También puedo incluir en ello mi pasión por las
armas de fuego y mi interés por los temas militares
y policiacos. He leído mucho sobre estos tópicos y
mantengo una formidable biblioteca en casa, que me
permite documentar bien mis historias.
2.- LDLP: Algunos libros
suyos tienen como argumento acontecimientos reales,
pienso en Perro guerrero y El santo culto.
Nos gustaría saber si cuando usted comienza una
novela el motor que lo impulsa a escribirla brota de
su imaginación, ¿o es a partir de algún hecho real
que elabora su trama?
OFO: Casi todas mis novelas
se basan en realidades, sobre todo políticas e
históricas, pero usar la imaginación para llenar las
lagunas es parte de la mecánica que utilizo. A veces
escucho o leo una noticia y pienso inmediatamente
que puedo sacarle jugo y adaptarla al argumento de
un determinado relato, pero el verdadero reto
estriba en tejer la trama alrededor de esa noticia
y, simultánemente, adaptarla al medioambiente en que
se desenvuelve el personaje central de la historia.
Cuando comencé a moldear en mi cabeza lo que habría
de convertirse en la saga de los Archivo Delta,
el fondo histórico que tenía en mente para ambientar
la serie era la Guerra Fría; pero no me dio tiempo.
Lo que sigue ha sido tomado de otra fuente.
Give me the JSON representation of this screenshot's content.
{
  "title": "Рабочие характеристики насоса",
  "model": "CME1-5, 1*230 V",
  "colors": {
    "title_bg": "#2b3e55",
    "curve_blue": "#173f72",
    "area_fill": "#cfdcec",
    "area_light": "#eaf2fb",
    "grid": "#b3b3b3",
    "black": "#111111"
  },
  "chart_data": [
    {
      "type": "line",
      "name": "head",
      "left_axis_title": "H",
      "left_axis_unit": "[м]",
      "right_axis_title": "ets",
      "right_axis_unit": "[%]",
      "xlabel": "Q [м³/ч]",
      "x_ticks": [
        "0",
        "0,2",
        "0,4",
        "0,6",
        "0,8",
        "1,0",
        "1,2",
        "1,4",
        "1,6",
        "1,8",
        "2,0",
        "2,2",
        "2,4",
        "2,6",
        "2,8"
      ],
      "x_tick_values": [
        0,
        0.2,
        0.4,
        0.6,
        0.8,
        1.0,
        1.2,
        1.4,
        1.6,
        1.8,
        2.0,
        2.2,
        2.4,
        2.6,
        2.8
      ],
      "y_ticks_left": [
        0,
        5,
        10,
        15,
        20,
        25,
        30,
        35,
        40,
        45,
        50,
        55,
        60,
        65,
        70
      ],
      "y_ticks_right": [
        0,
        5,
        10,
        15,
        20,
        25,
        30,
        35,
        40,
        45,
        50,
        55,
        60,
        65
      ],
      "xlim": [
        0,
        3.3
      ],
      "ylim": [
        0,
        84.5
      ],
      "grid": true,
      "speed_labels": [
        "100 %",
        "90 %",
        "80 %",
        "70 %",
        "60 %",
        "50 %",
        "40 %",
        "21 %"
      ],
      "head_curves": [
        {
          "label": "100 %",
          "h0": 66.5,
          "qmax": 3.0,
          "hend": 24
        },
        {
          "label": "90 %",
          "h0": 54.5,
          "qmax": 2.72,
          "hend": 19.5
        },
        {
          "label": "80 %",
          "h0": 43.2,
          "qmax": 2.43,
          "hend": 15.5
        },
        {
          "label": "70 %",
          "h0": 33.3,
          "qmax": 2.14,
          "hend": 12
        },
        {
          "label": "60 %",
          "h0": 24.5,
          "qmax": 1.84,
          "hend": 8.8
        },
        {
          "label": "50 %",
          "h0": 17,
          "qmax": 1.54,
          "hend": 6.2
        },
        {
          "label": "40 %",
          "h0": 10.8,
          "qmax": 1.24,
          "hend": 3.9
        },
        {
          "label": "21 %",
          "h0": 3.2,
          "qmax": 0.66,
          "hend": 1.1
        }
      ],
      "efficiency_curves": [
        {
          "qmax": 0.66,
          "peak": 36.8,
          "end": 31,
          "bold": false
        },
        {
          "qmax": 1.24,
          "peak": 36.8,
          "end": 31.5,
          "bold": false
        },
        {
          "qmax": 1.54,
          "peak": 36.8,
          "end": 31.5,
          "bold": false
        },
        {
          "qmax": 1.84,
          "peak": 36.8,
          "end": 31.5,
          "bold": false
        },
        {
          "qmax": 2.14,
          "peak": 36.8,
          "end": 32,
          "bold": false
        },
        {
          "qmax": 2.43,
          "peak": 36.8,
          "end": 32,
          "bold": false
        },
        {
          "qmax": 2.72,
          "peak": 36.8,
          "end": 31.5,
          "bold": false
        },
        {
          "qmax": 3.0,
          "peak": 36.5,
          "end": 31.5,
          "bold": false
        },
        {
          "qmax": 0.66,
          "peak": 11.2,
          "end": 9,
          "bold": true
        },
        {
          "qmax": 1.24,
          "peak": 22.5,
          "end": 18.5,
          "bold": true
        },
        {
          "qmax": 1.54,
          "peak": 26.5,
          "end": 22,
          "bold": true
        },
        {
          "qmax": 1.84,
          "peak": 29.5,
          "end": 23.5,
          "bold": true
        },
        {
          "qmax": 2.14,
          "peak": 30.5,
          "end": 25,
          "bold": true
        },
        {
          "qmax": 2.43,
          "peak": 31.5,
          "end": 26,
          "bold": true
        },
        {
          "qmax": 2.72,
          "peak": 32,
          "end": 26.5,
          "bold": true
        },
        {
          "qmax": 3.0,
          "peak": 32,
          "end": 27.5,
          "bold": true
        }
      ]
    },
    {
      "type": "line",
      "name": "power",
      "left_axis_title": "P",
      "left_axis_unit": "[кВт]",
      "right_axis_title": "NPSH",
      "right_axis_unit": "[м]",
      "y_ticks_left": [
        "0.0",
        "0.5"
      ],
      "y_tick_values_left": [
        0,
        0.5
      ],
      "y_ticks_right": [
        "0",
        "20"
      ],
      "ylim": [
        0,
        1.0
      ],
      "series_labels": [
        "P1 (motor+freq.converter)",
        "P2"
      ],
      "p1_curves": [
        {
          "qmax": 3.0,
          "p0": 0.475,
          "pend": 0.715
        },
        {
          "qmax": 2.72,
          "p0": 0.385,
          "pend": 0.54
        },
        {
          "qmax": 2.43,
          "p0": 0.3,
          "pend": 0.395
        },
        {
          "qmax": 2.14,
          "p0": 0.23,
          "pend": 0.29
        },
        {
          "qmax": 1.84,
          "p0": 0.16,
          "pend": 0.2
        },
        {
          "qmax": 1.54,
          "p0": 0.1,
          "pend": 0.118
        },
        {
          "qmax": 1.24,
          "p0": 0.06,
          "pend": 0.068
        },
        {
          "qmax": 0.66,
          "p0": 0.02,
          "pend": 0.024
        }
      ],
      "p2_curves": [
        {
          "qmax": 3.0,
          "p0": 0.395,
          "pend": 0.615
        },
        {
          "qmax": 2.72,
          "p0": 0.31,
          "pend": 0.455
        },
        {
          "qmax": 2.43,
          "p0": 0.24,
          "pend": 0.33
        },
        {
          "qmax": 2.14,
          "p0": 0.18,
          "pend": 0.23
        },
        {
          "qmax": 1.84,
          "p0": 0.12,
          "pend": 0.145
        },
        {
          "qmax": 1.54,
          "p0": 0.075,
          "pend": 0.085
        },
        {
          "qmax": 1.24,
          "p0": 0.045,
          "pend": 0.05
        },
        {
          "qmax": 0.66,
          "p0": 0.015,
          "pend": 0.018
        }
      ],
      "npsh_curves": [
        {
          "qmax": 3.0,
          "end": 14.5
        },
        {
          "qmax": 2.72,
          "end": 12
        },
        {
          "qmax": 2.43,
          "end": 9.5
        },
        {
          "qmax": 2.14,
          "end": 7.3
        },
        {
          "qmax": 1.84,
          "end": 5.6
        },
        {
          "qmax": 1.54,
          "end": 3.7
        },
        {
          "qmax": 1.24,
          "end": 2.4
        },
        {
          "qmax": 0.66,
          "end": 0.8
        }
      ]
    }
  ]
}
Por eso, en vez de proyectarse como una serie de
relatos de espionaje, se convierte en una colección
de historias policiacas. Precisamente porque una
buena parte de los antiguos agentes de la KGB, en la
era de posperestroika, acabaron ingresando a
las filas de la mafia rusa.
3.- LDLP: Su mundo creativo
se consolida precisamente con la serie Archivo
Delta. Háblenos un poco de este agente creado
por usted y de las andanzas de su personaje.
OFO: Patrick Coonan, el
Agente Delta, es una de esas criaturas literarias
que tiene mucho de real. Ciertamente no es un hombre
culto, o demasiado inteligente, pero es dueño de un
fino instinto para detectar la maldad y aplicarla
despiadadamente en el curso de una misión. Es un
sobreviviente del mundo clandestino que, después de
un fracaso en el amor, ha encontrado en el ejército
el camino que lo conduce a La Cuadrilla. La
Cuadrilla es una agencia-fantasma dedicada a
eliminar a los saboteadores y pistoleros de la
oposición, y Delta se siente muy a gusto trabajando
en las sombras bajo las órdenes del coronel
Berkowitz (a quien a veces odia y otras aprecia) y
junto a las faldas de la abrumadora Jessica, su
compañera de faena. Jessica Fitts, la Agente Phi, es
una gringa pelirroja que no se deja poner un pie
delante en el teatro de operaciones, pero a la vez
sucumbe a los placeres del sexo con su tozudo
compañero..., aunque sea a escondidas de su
superior. El amor entre agentes no es permitido en
La Cuadrilla y este es un dilema que los persigue a
través de la serie.
4.- LDLP: Siempre en el marco
del estilo de la narrativa negra, usted ha escrito
cuentos de humor y novelas de corte futurista sobre
acontecimientos inmediatos, y con referencias
históricas a su ciudad natal. Háblenos de las
posibilidades de este género y si ha pensado, en
alguna ocasión, en tomar otros caminos literarios.
OFO: Con la llegada de la
madurez siempre se desea incursionar en otros campos
desde la perspectiva creadora. La novela negra
continúa siendo para mí el pan de cada día; sin
embargo, ahora estoy enfrascado en otro proyecto.
5.- LDLP: ¿Qué nuevos libros
está preparando?
OFO: Pronto pretendo lanzar
mi colección Mundos de Tinta, para la cual he
planeado cuatro entregas. Son novelas culturales,
enmarcadas en la vida de los escritores
cubanoamericanos que nos desenvolvemos en el Miami
de hoy. Cada una de las cuatro entregas será (si me
perdonan la metáfora) un "mundo aparte":
comenzaremos con un "mundo erótico", seguido por un
"mundo histórico", un "mundo de horror" y un "mundo
clandestino". Cada entrega pertenece a un género
literario diferente, pero todas reflejan los
avatares que enfrentamos los escritores de hoy para
lograr que nuestras obras se publiquen.